Wednesday, July 24, 2024

State commission OKs bonds to rebuild BSL dams

Pine Lake in Boiling Spring Lakes remains empty, and will likely remain empty for years as the city waits for federal assistance. (Port City Daily photo | Mark Darrough)
Pine Lake sitting empty in 2018. (file photo)

BRUNSWICK COUNTY — A local city known for its lakes expects to get them back soon.

Boiling Springs Lakes suffered damage to four dams after Hurricane Florence washed through the area in 2018, but the state Local Government Commission signed off on $20 million in bonds to help pay for their repairs on Tuesday.

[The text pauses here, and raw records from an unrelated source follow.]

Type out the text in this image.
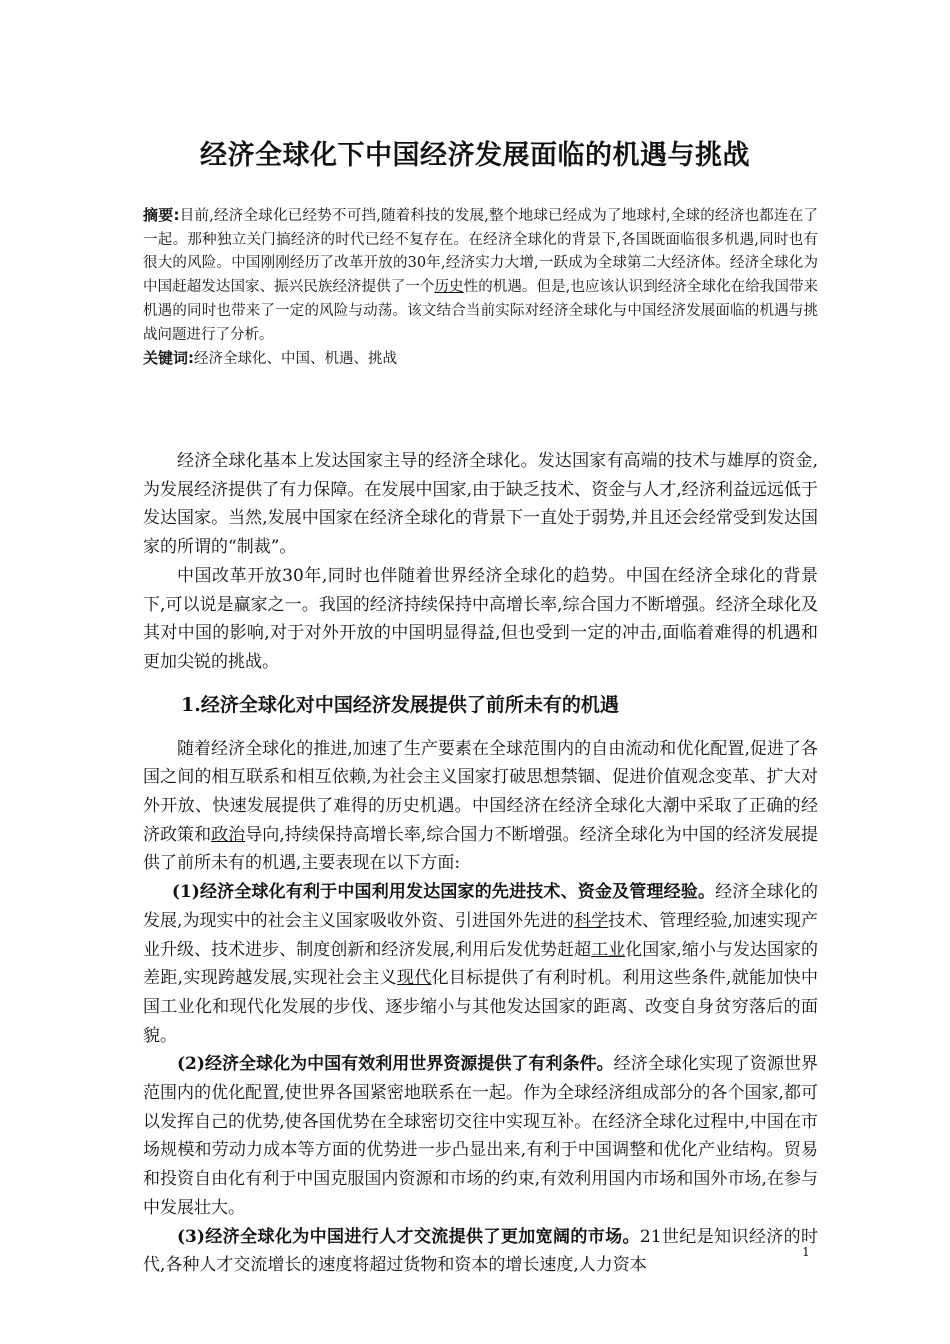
经济全球化下中国经济发展面临的机遇与挑战
摘要:目前,经济全球化已经势不可挡,随着科技的发展,整个地球已经成为了地球村,全球的经济也都连在了一起。那种独立关门搞经济的时代已经不复存在。在经济全球化的背景下,各国既面临很多机遇,同时也有很大的风险。中国刚刚经历了改革开放的30年,经济实力大增,一跃成为全球第二大经济体。经济全球化为中国赶超发达国家、振兴民族经济提供了一个历史性的机遇。但是,也应该认识到经济全球化在给我国带来机遇的同时也带来了一定的风险与动荡。该文结合当前实际对经济全球化与中国经济发展面临的机遇与挑战问题进行了分析。
关键词:经济全球化、中国、机遇、挑战

经济全球化基本上发达国家主导的经济全球化。发达国家有高端的技术与雄厚的资金,为发展经济提供了有力保障。在发展中国家,由于缺乏技术、资金与人才,经济利益远远低于发达国家。当然,发展中国家在经济全球化的背景下一直处于弱势,并且还会经常受到发达国家的所谓的“制裁”。

中国改革开放30年,同时也伴随着世界经济全球化的趋势。中国在经济全球化的背景下,可以说是赢家之一。我国的经济持续保持中高增长率,综合国力不断增强。经济全球化及其对中国的影响,对于对外开放的中国明显得益,但也受到一定的冲击,面临着难得的机遇和更加尖锐的挑战。

1.经济全球化对中国经济发展提供了前所未有的机遇

随着经济全球化的推进,加速了生产要素在全球范围内的自由流动和优化配置,促进了各国之间的相互联系和相互依赖,为社会主义国家打破思想禁锢、促进价值观念变革、扩大对外开放、快速发展提供了难得的历史机遇。中国经济在经济全球化大潮中采取了正确的经济政策和政治导向,持续保持高增长率,综合国力不断增强。经济全球化为中国的经济发展提供了前所未有的机遇,主要表现在以下方面:

(1)经济全球化有利于中国利用发达国家的先进技术、资金及管理经验。经济全球化的发展,为现实中的社会主义国家吸收外资、引进国外先进的科学技术、管理经验,加速实现产业升级、技术进步、制度创新和经济发展,利用后发优势赶超工业化国家,缩小与发达国家的差距,实现跨越发展,实现社会主义现代化目标提供了有利时机。利用这些条件,就能加快中国工业化和现代化发展的步伐、逐步缩小与其他发达国家的距离、改变自身贫穷落后的面貌。

(2)经济全球化为中国有效利用世界资源提供了有利条件。经济全球化实现了资源世界范围内的优化配置,使世界各国紧密地联系在一起。作为全球经济组成部分的各个国家,都可以发挥自己的优势,使各国优势在全球密切交往中实现互补。在经济全球化过程中,中国在市场规模和劳动力成本等方面的优势进一步凸显出来,有利于中国调整和优化产业结构。贸易和投资自由化有利于中国克服国内资源和市场的约束,有效利用国内市场和国外市场,在参与中发展壮大。

(3)经济全球化为中国进行人才交流提供了更加宽阔的市场。21世纪是知识经济的时代,各种人才交流增长的速度将超过货物和资本的增长速度,人力资本

1
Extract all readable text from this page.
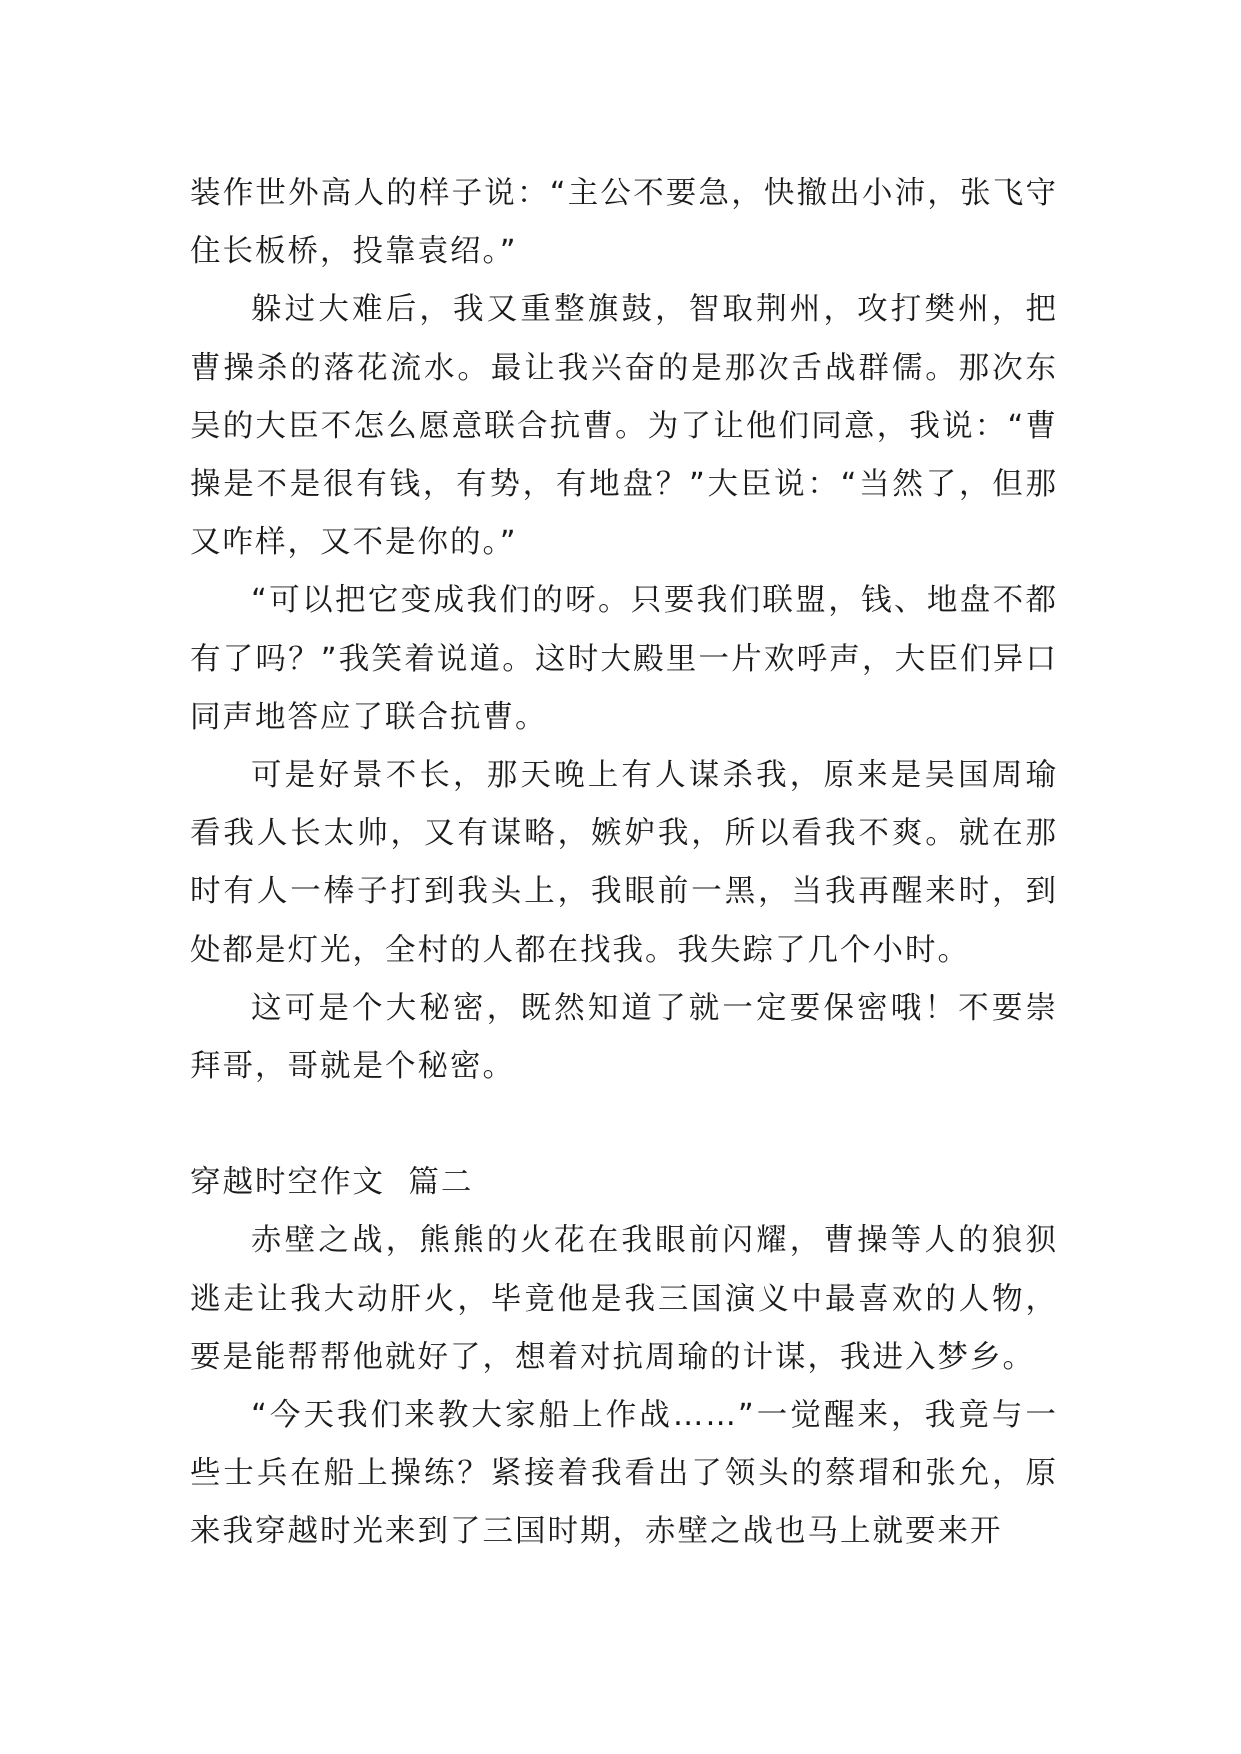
装作世外高人的样子说：“主公不要急，快撤出小沛，张飞守住长板桥，投靠袁绍。”

躲过大难后，我又重整旗鼓，智取荆州，攻打樊州，把曹操杀的落花流水。最让我兴奋的是那次舌战群儒。那次东吴的大臣不怎么愿意联合抗曹。为了让他们同意，我说：“曹操是不是很有钱，有势，有地盘？”大臣说：“当然了，但那又咋样，又不是你的。”

“可以把它变成我们的呀。只要我们联盟，钱、地盘不都有了吗？”我笑着说道。这时大殿里一片欢呼声，大臣们异口同声地答应了联合抗曹。

可是好景不长，那天晚上有人谋杀我，原来是吴国周瑜看我人长太帅，又有谋略，嫉妒我，所以看我不爽。就在那时有人一棒子打到我头上，我眼前一黑，当我再醒来时，到处都是灯光，全村的人都在找我。我失踪了几个小时。

这可是个大秘密，既然知道了就一定要保密哦！不要崇拜哥，哥就是个秘密。

穿越时空作文  篇二

赤壁之战，熊熊的火花在我眼前闪耀，曹操等人的狼狈逃走让我大动肝火，毕竟他是我三国演义中最喜欢的人物，要是能帮帮他就好了，想着对抗周瑜的计谋，我进入梦乡。

“今天我们来教大家船上作战……”一觉醒来，我竟与一些士兵在船上操练？紧接着我看出了领头的蔡瑁和张允，原来我穿越时光来到了三国时期，赤壁之战也马上就要来开
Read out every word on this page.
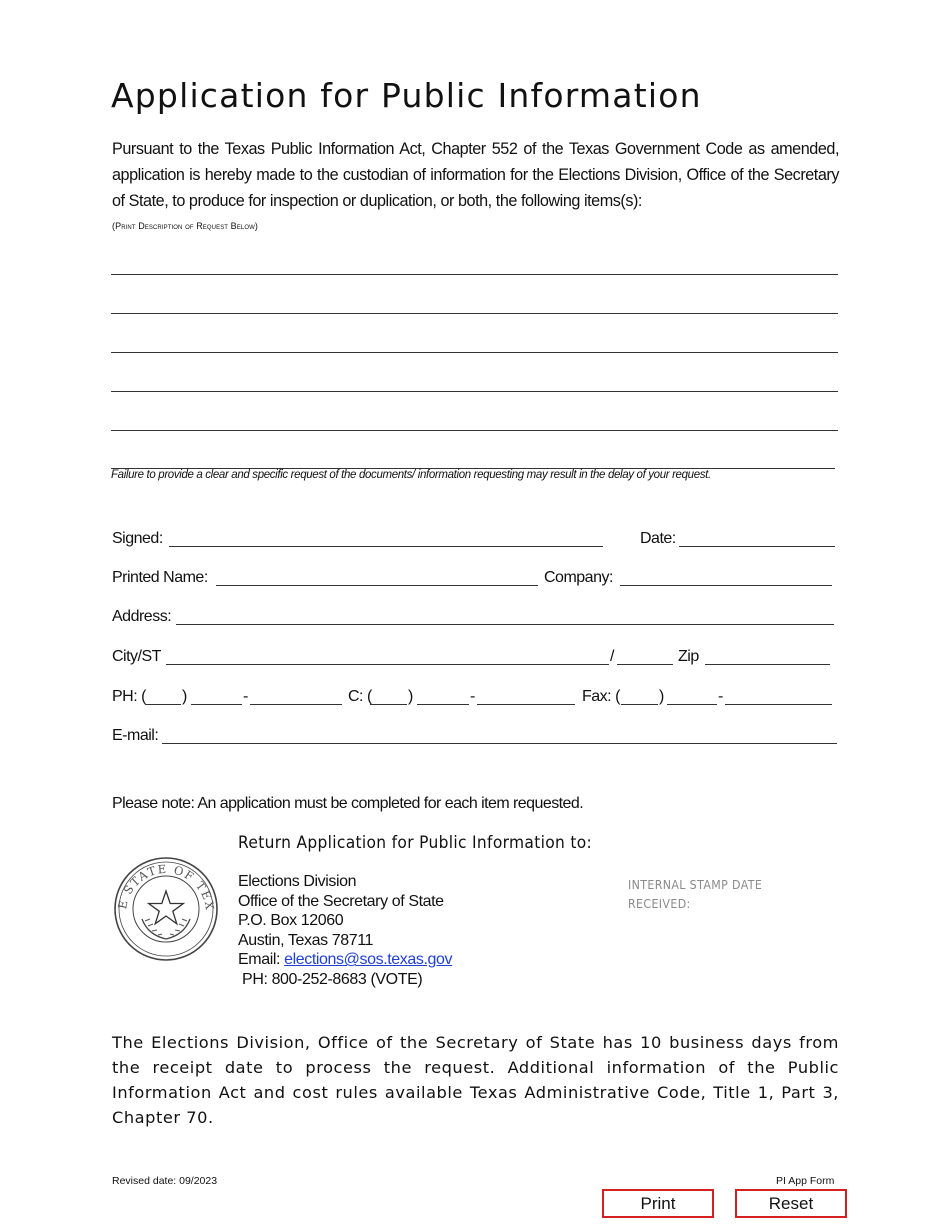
Application for Public Information
Pursuant to the Texas Public Information Act, Chapter 552 of the Texas Government Code as amended, application is hereby made to the custodian of information for the Elections Division, Office of the Secretary of State, to produce for inspection or duplication, or both, the following items(s):
(Print Description of Request Below)
Failure to provide a clear and specific request of the documents/ information requesting may result in the delay of your request.
Signed:	Date:
Printed Name:	Company:
Address:
City/ST	/	Zip
PH: ( )	-	C: ( )	-	Fax: ( )	-
E-mail:
Please note: An application must be completed for each item requested.
Return Application for Public Information to:
E STATE OF TEX
Elections Division
Office of the Secretary of State
P.O. Box 12060
Austin, Texas 78711
Email: elections@sos.texas.gov
PH: 800-252-8683 (VOTE)
INTERNAL STAMP DATE
RECEIVED:
The Elections Division, Office of the Secretary of State has 10 business days from the receipt date to process the request. Additional information of the Public Information Act and cost rules available Texas Administrative Code, Title 1, Part 3, Chapter 70.
Revised date: 09/2023	PI App Form
Print	Reset
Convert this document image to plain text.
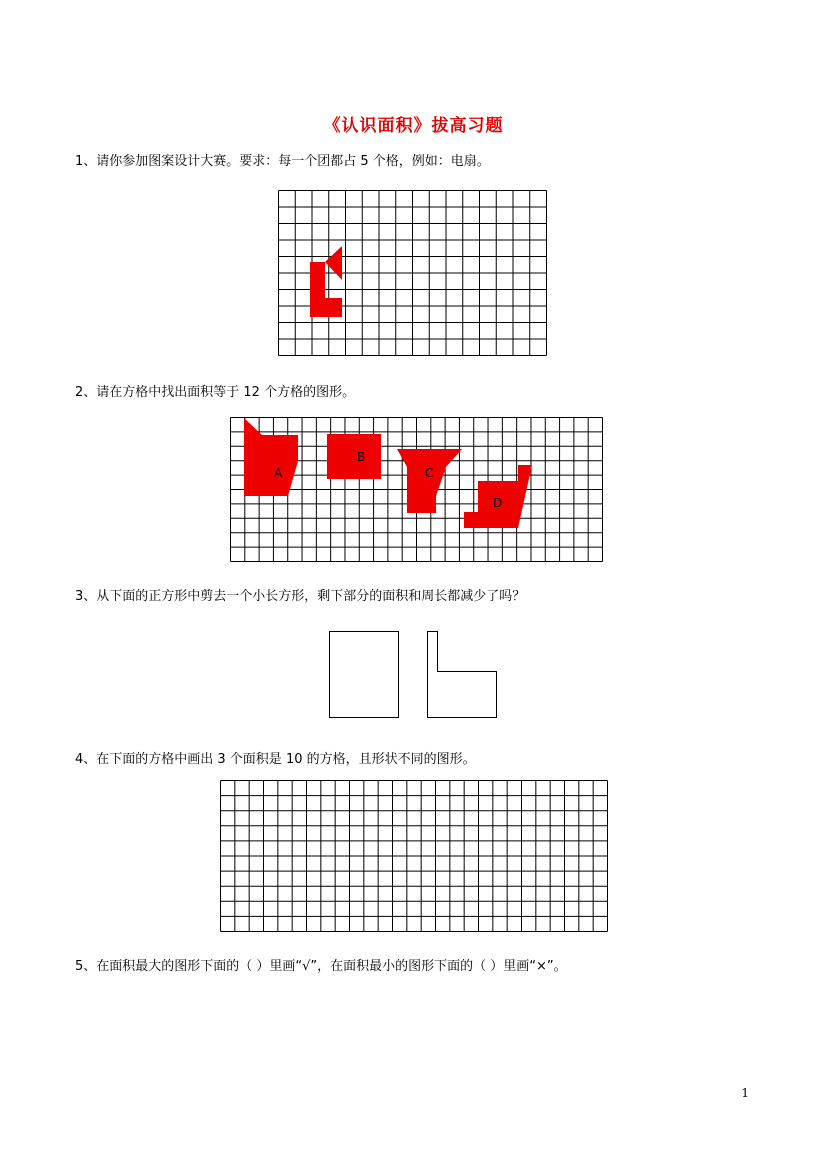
《认识面积》拔高习题
1、请你参加图案设计大赛。要求：每一个团都占 5 个格，例如：电扇。
2、请在方格中找出面积等于 12 个方格的图形。
A
B
C
D
3、从下面的正方形中剪去一个小长方形，剩下部分的面积和周长都减少了吗？
4、在下面的方格中画出 3 个面积是 10 的方格，且形状不同的图形。
5、在面积最大的图形下面的（ ）里画“√”，在面积最小的图形下面的（ ）里画“×”。
1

“It’s really the city’s identity. It’s in our name. It’s our heritage,” City Manager Gordon Hargrove said of the now dry lakes and the need to rebuild Sanford Dam, Patricia Lake Upper Dam, Pine Lake Dam and North Lake Dam, and repair Dam Road. “Like most coastal communities, we’re at the edge of the earth, therefore we all have stormwater issues. So reimpounding these dams will help us control our stormwater,” Hargrove said. The dam levels will be sequenced so they will be able to control lake levels for future severe weather events.

Many residents have a financial stake in having the lakes restored, especially on home properties that ring the lake borders.

Hargrove said the lakes also drive the local sales economy, with people stocking up on gas and everything else they need to visit locally.

“Without water in those lakes those property values aren’t as high as they should be because … they’re not waterfront homes anymore,” Hargrove said.

“Our wish would be that no city or county ever suffers economic, environmental, transportation or infrastructure damage,” State Treasurer Dale Folwell said. “But North Carolina is a unique state in many ways, including its geography and weather. Hurricanes and tropical storms can have devastating effects in eastern counties, snowstorms and mudslides can cause damage in western counties and flooding is possible everywhere. When local governments need to rebuild, the Local Government Commission is always ready and willing to do its part to assist.

Voters approved the bonds by referendum on Nov. 8. Total cost of the project is estimated at nearly $57 million, with other funds coming from a Federal Emergency Management Agency reimbursement, Department of Defense grant, appropriations from the General Assembly and Brunswick County.